- Origin: Sweden
- Years active: 2013–present
- Members: Sören "Sulo" Karlsson; Mick Geggus; Dave Tregunna; Idde Schultz; Terry Chimes;

= The Crunch (band) =

Swedish power pop band

The Crunch is a Swedish power pop band.

==Career==
The Crunch started January 2013 after Sulo met the members when writing the book Keep Yourself Alive in 2012. The first single "Down by the Border," was released on 7" vinyl and a YouTube video on June 3, 2013, recorded at Berry Street Studio. The next single "Fire Again," was released for download and a YouTube video on October 14, 2013. The full album "Busy Making Noise" was released on October 28 (Legal Records) on CD, vinyl, and download.
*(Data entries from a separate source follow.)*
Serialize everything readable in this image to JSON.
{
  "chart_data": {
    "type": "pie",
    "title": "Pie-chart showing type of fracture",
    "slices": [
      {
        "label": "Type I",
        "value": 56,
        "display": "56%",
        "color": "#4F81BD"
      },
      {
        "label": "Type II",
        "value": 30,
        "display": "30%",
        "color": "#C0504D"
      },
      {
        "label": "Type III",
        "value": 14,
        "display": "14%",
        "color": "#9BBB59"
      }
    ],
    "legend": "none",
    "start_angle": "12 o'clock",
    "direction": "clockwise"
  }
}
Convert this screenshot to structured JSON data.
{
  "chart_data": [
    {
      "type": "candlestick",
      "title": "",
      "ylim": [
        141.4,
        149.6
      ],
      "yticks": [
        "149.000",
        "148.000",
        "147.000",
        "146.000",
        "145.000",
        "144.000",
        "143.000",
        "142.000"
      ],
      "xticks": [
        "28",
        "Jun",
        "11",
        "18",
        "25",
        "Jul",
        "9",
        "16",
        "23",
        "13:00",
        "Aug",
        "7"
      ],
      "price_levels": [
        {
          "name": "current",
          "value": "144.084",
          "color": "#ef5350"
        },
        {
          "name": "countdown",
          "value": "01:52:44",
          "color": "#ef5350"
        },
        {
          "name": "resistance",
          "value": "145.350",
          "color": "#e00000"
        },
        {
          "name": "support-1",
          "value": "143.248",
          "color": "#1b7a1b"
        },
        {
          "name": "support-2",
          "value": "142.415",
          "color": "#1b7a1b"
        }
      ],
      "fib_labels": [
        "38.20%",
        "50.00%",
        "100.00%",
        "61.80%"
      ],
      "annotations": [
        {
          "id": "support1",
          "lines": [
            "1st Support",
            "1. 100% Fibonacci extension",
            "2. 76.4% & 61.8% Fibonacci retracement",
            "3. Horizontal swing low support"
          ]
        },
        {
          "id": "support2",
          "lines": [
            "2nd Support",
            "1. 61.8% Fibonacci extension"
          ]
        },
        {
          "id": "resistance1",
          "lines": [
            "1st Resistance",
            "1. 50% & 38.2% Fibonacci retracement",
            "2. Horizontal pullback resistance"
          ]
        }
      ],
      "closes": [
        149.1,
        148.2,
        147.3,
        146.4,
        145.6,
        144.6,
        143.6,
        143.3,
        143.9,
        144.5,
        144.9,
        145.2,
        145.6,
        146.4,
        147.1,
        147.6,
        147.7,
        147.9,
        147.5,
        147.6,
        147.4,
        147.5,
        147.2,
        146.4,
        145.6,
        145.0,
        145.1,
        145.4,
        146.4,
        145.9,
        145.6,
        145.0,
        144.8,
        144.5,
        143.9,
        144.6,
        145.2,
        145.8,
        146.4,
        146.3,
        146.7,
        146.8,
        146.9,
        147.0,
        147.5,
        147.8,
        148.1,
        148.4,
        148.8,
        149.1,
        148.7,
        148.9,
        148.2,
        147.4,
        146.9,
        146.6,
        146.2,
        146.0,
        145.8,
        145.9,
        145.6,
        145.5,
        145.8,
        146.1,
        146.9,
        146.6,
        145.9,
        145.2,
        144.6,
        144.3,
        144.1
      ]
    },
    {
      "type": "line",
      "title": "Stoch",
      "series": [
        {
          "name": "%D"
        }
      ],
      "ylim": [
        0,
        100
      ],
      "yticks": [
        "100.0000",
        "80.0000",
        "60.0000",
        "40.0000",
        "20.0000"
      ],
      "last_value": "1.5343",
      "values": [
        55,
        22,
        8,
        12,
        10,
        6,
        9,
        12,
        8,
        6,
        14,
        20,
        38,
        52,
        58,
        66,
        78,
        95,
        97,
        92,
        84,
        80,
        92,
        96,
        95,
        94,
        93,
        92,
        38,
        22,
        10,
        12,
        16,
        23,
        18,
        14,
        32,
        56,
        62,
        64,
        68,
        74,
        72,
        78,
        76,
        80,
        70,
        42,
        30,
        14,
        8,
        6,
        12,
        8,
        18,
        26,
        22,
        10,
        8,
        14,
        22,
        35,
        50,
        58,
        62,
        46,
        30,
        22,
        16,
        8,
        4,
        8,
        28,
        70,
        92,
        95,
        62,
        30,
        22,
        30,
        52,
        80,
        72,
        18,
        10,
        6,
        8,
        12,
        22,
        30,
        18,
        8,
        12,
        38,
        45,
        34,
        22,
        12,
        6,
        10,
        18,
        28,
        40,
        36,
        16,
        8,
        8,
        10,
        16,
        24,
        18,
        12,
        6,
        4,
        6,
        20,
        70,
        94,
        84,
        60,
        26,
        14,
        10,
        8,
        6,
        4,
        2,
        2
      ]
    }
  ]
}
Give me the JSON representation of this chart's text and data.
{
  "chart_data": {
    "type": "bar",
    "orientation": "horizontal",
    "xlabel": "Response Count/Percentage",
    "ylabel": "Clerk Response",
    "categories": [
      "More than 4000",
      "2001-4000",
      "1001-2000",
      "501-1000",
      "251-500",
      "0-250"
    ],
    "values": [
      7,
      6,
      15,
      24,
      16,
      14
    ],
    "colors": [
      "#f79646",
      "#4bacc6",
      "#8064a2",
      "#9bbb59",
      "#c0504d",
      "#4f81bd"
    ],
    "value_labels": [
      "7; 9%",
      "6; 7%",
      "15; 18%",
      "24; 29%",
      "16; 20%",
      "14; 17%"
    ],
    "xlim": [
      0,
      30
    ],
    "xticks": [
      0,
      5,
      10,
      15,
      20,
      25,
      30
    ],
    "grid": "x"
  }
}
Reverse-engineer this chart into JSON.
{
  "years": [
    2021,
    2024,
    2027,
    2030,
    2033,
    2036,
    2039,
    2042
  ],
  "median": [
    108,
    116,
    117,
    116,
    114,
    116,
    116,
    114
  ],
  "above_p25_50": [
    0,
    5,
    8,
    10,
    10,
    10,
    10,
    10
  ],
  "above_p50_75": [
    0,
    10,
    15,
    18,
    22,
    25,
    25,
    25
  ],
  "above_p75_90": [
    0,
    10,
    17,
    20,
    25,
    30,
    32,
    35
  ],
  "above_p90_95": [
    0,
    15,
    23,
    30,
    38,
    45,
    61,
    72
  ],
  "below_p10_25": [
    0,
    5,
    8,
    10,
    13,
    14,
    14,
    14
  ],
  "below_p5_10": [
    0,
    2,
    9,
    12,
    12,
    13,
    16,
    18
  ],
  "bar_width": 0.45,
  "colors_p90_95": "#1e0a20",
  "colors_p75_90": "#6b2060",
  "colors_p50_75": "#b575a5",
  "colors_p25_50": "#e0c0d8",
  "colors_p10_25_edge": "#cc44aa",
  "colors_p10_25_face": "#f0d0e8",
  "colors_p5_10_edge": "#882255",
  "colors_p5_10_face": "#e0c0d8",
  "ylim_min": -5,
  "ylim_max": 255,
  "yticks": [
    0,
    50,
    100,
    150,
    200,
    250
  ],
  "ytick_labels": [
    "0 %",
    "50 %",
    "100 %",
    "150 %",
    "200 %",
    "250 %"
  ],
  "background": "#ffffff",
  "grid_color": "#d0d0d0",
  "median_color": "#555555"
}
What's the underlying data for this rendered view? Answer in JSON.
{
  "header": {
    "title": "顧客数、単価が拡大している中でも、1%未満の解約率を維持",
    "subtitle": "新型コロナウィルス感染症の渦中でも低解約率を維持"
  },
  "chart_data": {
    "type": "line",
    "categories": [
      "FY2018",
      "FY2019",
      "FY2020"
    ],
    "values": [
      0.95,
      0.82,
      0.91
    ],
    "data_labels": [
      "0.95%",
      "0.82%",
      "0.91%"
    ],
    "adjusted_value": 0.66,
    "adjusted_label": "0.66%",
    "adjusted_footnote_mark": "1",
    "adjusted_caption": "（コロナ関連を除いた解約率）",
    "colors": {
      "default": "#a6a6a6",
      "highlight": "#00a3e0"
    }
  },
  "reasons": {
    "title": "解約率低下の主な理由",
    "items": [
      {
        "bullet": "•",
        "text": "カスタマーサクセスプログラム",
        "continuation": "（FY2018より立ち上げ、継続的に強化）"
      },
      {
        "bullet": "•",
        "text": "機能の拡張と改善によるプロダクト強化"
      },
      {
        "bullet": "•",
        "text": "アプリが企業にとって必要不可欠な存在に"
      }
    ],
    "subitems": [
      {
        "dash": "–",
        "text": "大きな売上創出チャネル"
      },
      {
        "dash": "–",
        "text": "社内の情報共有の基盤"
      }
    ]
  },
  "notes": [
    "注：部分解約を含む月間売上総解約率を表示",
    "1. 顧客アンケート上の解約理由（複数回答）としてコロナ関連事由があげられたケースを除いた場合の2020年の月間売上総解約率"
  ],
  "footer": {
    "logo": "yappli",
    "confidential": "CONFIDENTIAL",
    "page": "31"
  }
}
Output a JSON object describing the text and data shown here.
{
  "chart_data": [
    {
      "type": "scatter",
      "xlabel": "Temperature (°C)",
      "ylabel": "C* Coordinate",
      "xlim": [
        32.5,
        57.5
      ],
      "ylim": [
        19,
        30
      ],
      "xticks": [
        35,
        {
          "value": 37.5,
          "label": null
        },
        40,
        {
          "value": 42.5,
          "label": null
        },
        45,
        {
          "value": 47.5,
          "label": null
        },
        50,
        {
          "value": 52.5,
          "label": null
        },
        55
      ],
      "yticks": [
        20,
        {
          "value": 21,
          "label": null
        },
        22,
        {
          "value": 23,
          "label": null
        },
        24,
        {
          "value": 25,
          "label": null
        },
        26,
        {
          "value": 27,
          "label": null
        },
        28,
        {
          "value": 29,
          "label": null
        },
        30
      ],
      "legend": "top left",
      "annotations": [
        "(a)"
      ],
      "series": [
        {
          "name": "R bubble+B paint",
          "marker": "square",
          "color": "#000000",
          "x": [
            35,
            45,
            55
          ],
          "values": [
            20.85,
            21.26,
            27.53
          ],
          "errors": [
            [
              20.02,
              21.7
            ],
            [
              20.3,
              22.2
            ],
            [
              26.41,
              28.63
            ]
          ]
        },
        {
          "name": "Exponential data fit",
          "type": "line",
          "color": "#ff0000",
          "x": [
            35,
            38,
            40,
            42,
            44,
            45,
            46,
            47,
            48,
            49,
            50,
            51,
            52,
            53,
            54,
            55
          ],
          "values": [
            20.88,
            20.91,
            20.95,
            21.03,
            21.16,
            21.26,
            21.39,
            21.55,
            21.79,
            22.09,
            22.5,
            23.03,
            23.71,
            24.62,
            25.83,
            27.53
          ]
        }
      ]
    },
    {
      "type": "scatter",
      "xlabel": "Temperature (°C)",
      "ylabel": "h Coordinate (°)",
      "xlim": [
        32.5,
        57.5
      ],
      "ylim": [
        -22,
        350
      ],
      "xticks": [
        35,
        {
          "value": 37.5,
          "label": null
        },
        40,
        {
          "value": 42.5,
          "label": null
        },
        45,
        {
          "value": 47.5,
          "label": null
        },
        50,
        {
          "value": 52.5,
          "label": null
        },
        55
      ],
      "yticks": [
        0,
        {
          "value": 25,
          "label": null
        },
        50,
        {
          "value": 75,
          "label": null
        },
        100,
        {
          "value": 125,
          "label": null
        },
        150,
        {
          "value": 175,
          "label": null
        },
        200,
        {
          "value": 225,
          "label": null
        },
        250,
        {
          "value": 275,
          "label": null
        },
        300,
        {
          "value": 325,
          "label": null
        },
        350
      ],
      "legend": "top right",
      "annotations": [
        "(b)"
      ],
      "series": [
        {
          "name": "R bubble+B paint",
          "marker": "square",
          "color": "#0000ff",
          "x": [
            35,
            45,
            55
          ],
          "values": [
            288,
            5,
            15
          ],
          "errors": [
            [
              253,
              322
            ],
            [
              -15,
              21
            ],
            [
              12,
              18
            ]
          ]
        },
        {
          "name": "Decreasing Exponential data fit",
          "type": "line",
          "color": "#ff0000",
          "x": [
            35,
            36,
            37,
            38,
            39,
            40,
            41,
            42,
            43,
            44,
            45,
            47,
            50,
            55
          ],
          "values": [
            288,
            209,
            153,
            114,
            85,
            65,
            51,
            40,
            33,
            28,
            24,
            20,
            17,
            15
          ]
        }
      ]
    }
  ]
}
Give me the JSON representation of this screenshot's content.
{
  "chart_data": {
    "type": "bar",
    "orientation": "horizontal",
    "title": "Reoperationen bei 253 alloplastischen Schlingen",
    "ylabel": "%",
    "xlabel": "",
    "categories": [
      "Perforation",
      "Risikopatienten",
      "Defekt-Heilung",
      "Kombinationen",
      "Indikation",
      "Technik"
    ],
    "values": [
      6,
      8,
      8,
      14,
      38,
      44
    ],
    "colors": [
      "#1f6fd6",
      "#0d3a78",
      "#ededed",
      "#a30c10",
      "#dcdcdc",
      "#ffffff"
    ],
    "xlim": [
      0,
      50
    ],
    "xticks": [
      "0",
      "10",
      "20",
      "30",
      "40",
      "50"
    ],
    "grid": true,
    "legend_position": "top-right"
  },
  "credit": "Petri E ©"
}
Their third single, a duet with Sulo and Swedish singer Idde Schultz called "A Little Bit of Grace," was released as a YouTube video on December 9, 2013 .

The first gig the band did was at The Garage in London on June 5, 2013.

In 2015, the band's second album, "Brand New Brand," was released, funded through Music Pledge and distributed through Cargo Records.

==Members==
- Sören "Sulo" Karlsson (frontman) from The Diamond Dogs
- Mick Geggus (guitar) from Cockney Rejects
- Dave Tregunna (bass) from Sham 69 and The Lords of the New Church
- Idde Schultz (Keyboard and backup vocals)
- Terry Chimes (drums) from The Clash.